Drawing from this analogy, I am tempted to think of an academic institution, an ideal one, as not so dissimilar to a Lego kit.

The American liberal education model as articulated in the well-known “Yale Report of 1828”2 argued for a broad curriculum which caters to the educational needs of the student and the nation; a curriculum designed to develop the human being and the citizen. However, our modern curriculum does not sufficiently capitalize upon the diversity of disciplines on campus. We are adept at producing graduates with very specific disciplinary skills; however, without breadth and perspective, these skills allow one to see the world only linearly. We are teaching to produce specialists and — despite the constant drumbeat about the values of interdisciplinary learning — such efforts occur in isolation. What complexity theory appears to be telling us is that the university is a veritable playground of ideas, and the job of teachers is to lay the groundwork to create connections for the students so they may freely roam and “play” in this space. Our job is not always to tell students what or how things “are;” there must be room in our education system for students to create new knowledge out of old ideas.

To use a physics analogy, creation, or work, is the realization of the potential energy of a system. Creativity, therefore, is nothing but an emergent property of any complex system, including education, where new knowledge and ‘ways of understanding’ can arise spontaneously — provided the curriculum is founded upon and accepting of diverse ways of knowing.

To test out the practicality of these ideas, where connections and diversity are intrinsic to the curriculum, some of my colleagues and I have initiated the LASER (Linking Art and Science through Education and Research) program, which aims to bring together faculty from diverse disciplines (arts and science at this stage): Mathematics, Physics, Photography, Music and Education. Our plan runs the gamut, from merely guest lecturing in each others’ classes to team-teaching courses and even having our students work with us on research projects such as the mathematics of music, the physics of painting, visualizing flows and the fluid dynamics of vocal music, to name a few. Feel free to take a look at our website on the CSAM page3 which contains some of our ideas. My colleague Mika Munakata and I have also experimented with some of these ideas in our mathematics courses over the past few years and have shown success at fostering creativity and engagement in the classroom4.

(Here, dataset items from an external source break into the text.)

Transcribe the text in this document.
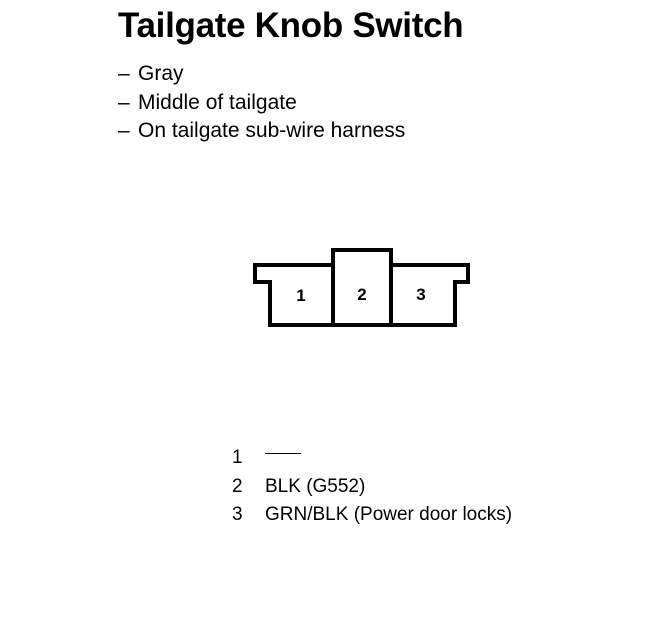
Tailgate Knob Switch
– Gray
– Middle of tailgate
– On tailgate sub-wire harness
1	2	3
1
2 BLK (G552)
3 GRN/BLK (Power door locks)
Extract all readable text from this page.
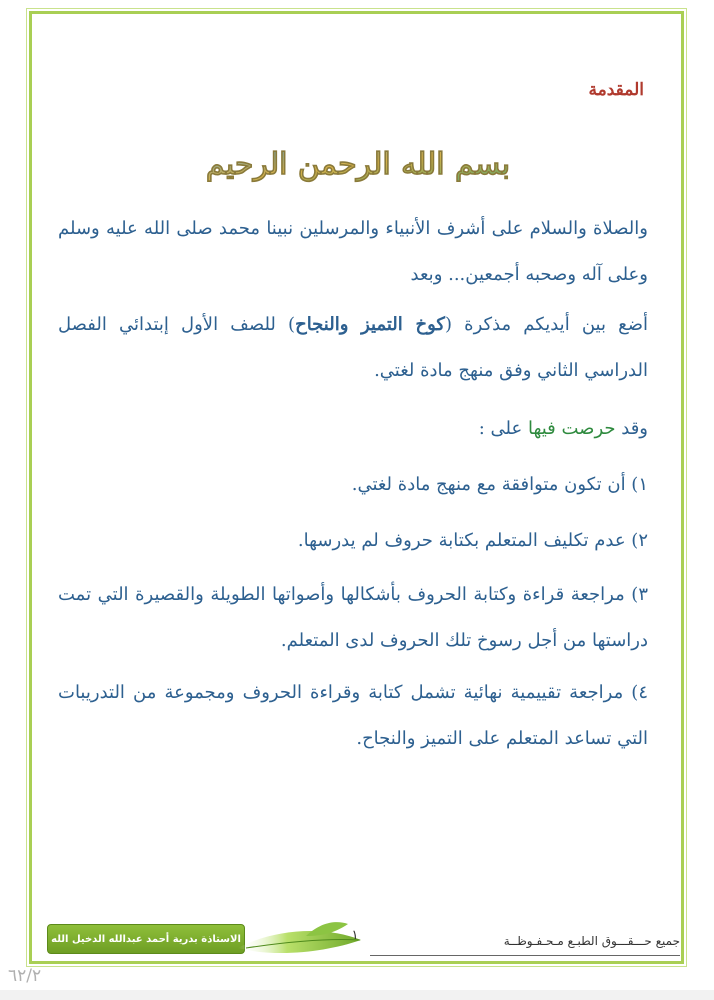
المقدمة
بسم الله الرحمن الرحيم
والصلاة والسلام على أشرف الأنبياء والمرسلين نبينا محمد صلى الله عليه وسلم وعلى آله وصحبه أجمعين... وبعد
أضع بين أيديكم مذكرة (كوخ التميز والنجاح) للصف الأول إبتدائي الفصل الدراسي الثاني وفق منهج مادة لغتي.
وقد حرصت فيها على :
١) أن تكون متوافقة مع منهج مادة لغتي.
٢) عدم تكليف المتعلم بكتابة حروف لم يدرسها.
٣) مراجعة قراءة وكتابة الحروف بأشكالها وأصواتها الطويلة والقصيرة التي تمت دراستها من أجل رسوخ تلك الحروف لدى المتعلم.
٤) مراجعة تقييمية نهائية تشمل كتابة وقراءة الحروف ومجموعة من التدريبات التي تساعد المتعلم على التميز والنجاح.
الاستاذة بدرية أحمد عبدالله الدخيل الله	١	جميع حـــقـــوق الطبـع مـحـفـوظــة
٦٢/٢
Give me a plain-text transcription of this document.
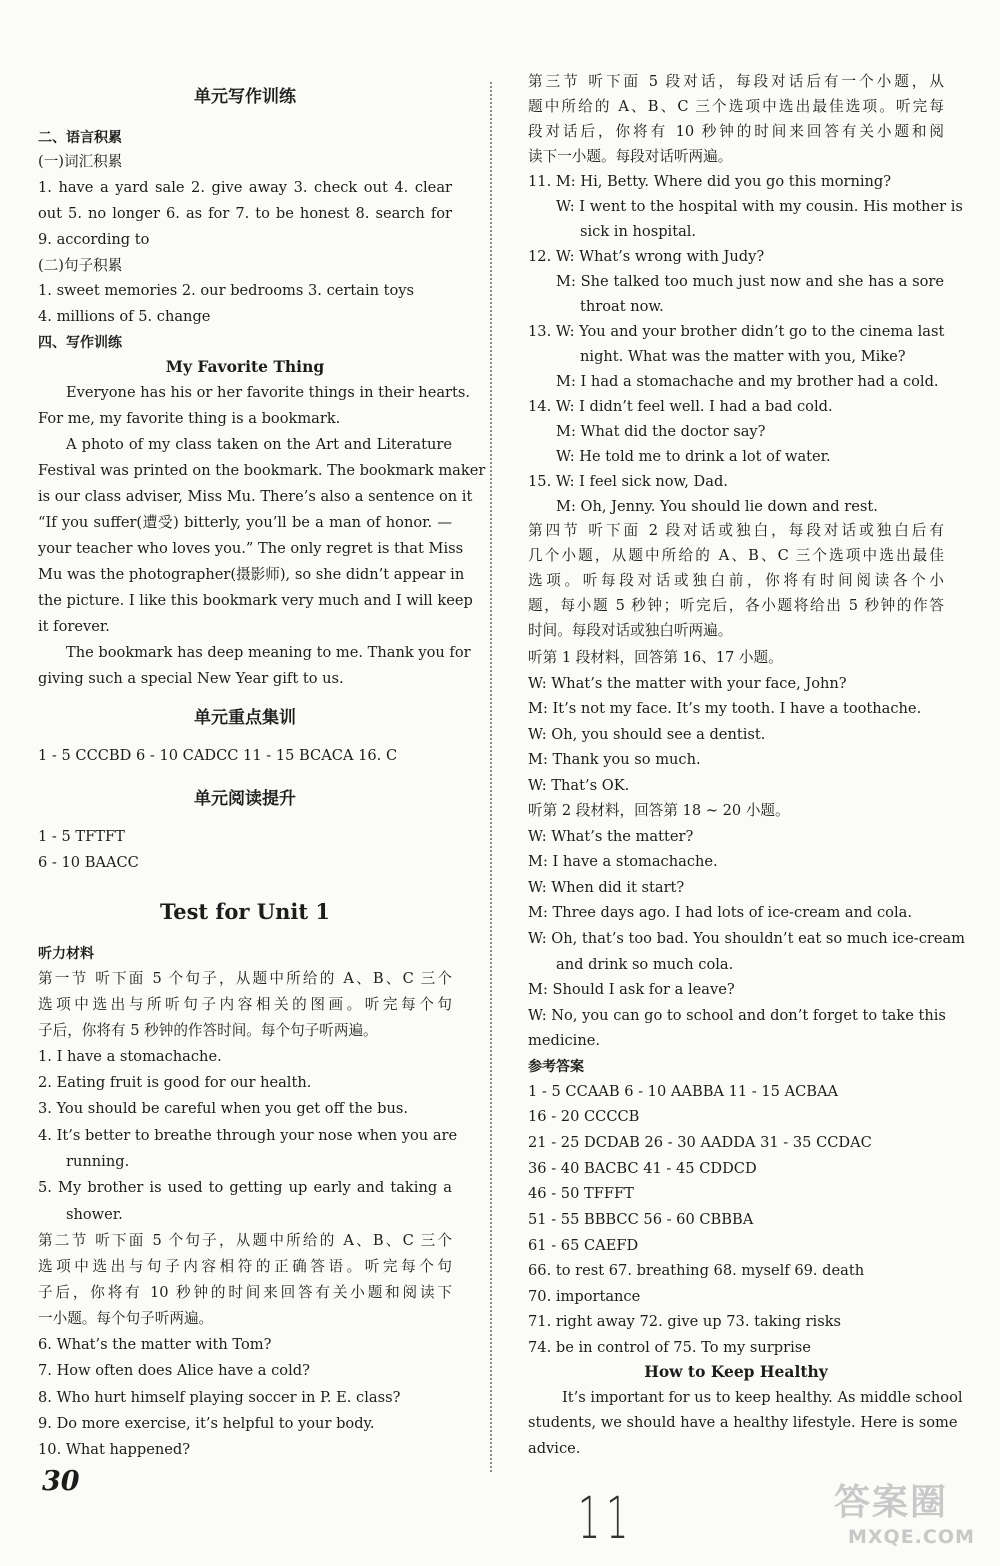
单元写作训练
二、语言积累
(一)词汇积累
1. have a yard sale 2. give away 3. check out 4. clear
out 5. no longer 6. as for 7. to be honest 8. search for
9. according to
(二)句子积累
1. sweet memories 2. our bedrooms 3. certain toys
4. millions of 5. change
四、写作训练
My Favorite Thing
Everyone has his or her favorite things in their hearts.
For me, my favorite thing is a bookmark.
A photo of my class taken on the Art and Literature
Festival was printed on the bookmark. The bookmark maker
is our class adviser, Miss Mu. There’s also a sentence on it
“If you suffer(遭受) bitterly, you’ll be a man of honor. —
your teacher who loves you.” The only regret is that Miss
Mu was the photographer(摄影师), so she didn’t appear in
the picture. I like this bookmark very much and I will keep
it forever.
The bookmark has deep meaning to me. Thank you for
giving such a special New Year gift to us.
单元重点集训
1 - 5 CCCBD 6 - 10 CADCC 11 - 15 BCACA 16. C
单元阅读提升
1 - 5 TFTFT
6 - 10 BAACC
Test for Unit 1
听力材料
第一节 听下面 5 个句子，从题中所给的 A、B、C 三个
选项中选出与所听句子内容相关的图画。听完每个句
子后，你将有 5 秒钟的作答时间。每个句子听两遍。
1. I have a stomachache.
2. Eating fruit is good for our health.
3. You should be careful when you get off the bus.
4. It’s better to breathe through your nose when you are
running.
5. My brother is used to getting up early and taking a
shower.
第二节 听下面 5 个句子，从题中所给的 A、B、C 三个
选项中选出与句子内容相符的正确答语。听完每个句
子后，你将有 10 秒钟的时间来回答有关小题和阅读下
一小题。每个句子听两遍。
6. What’s the matter with Tom?
7. How often does Alice have a cold?
8. Who hurt himself playing soccer in P. E. class?
9. Do more exercise, it’s helpful to your body.
10. What happened?
第三节 听下面 5 段对话，每段对话后有一个小题，从
题中所给的 A、B、C 三个选项中选出最佳选项。听完每
段对话后，你将有 10 秒钟的时间来回答有关小题和阅
读下一小题。每段对话听两遍。
11. M: Hi, Betty. Where did you go this morning?
W: I went to the hospital with my cousin. His mother is
sick in hospital.
12. W: What’s wrong with Judy?
M: She talked too much just now and she has a sore
throat now.
13. W: You and your brother didn’t go to the cinema last
night. What was the matter with you, Mike?
M: I had a stomachache and my brother had a cold.
14. W: I didn’t feel well. I had a bad cold.
M: What did the doctor say?
W: He told me to drink a lot of water.
15. W: I feel sick now, Dad.
M: Oh, Jenny. You should lie down and rest.
第四节 听下面 2 段对话或独白，每段对话或独白后有
几个小题，从题中所给的 A、B、C 三个选项中选出最佳
选项。听每段对话或独白前，你将有时间阅读各个小
题，每小题 5 秒钟；听完后，各小题将给出 5 秒钟的作答
时间。每段对话或独白听两遍。
听第 1 段材料，回答第 16、17 小题。
W: What’s the matter with your face, John?
M: It’s not my face. It’s my tooth. I have a toothache.
W: Oh, you should see a dentist.
M: Thank you so much.
W: That’s OK.
听第 2 段材料，回答第 18 ~ 20 小题。
W: What’s the matter?
M: I have a stomachache.
W: When did it start?
M: Three days ago. I had lots of ice-cream and cola.
W: Oh, that’s too bad. You shouldn’t eat so much ice-cream
and drink so much cola.
M: Should I ask for a leave?
W: No, you can go to school and don’t forget to take this
medicine.
参考答案
1 - 5 CCAAB 6 - 10 AABBA 11 - 15 ACBAA
16 - 20 CCCCB
21 - 25 DCDAB 26 - 30 AADDA 31 - 35 CCDAC
36 - 40 BACBC 41 - 45 CDDCD
46 - 50 TFFFT
51 - 55 BBBCC 56 - 60 CBBBA
61 - 65 CAEFD
66. to rest 67. breathing 68. myself 69. death
70. importance
71. right away 72. give up 73. taking risks
74. be in control of 75. To my surprise
How to Keep Healthy
It’s important for us to keep healthy. As middle school
students, we should have a healthy lifestyle. Here is some
advice.
30
11	答案圈
MXQE.COM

I realize that this “Lego-philosophy” of creativity can only be validated, in time, with the maturation of The LASER Project. I will keep you posted about the outcomes. In the meanwhile, let me know your thoughts about this. I have benefited tremendously from our Creative Research Center-related conversations. Similar talks with colleagues from other disciplines here at Montclair State have made me see things in a new light and, on several occasions, clarified things I believed I already knew. I am hoping the same can happen for our students.

As 2019 takes hold of our lives, I wish you and the followers of the CRC, a new year filled with creativity!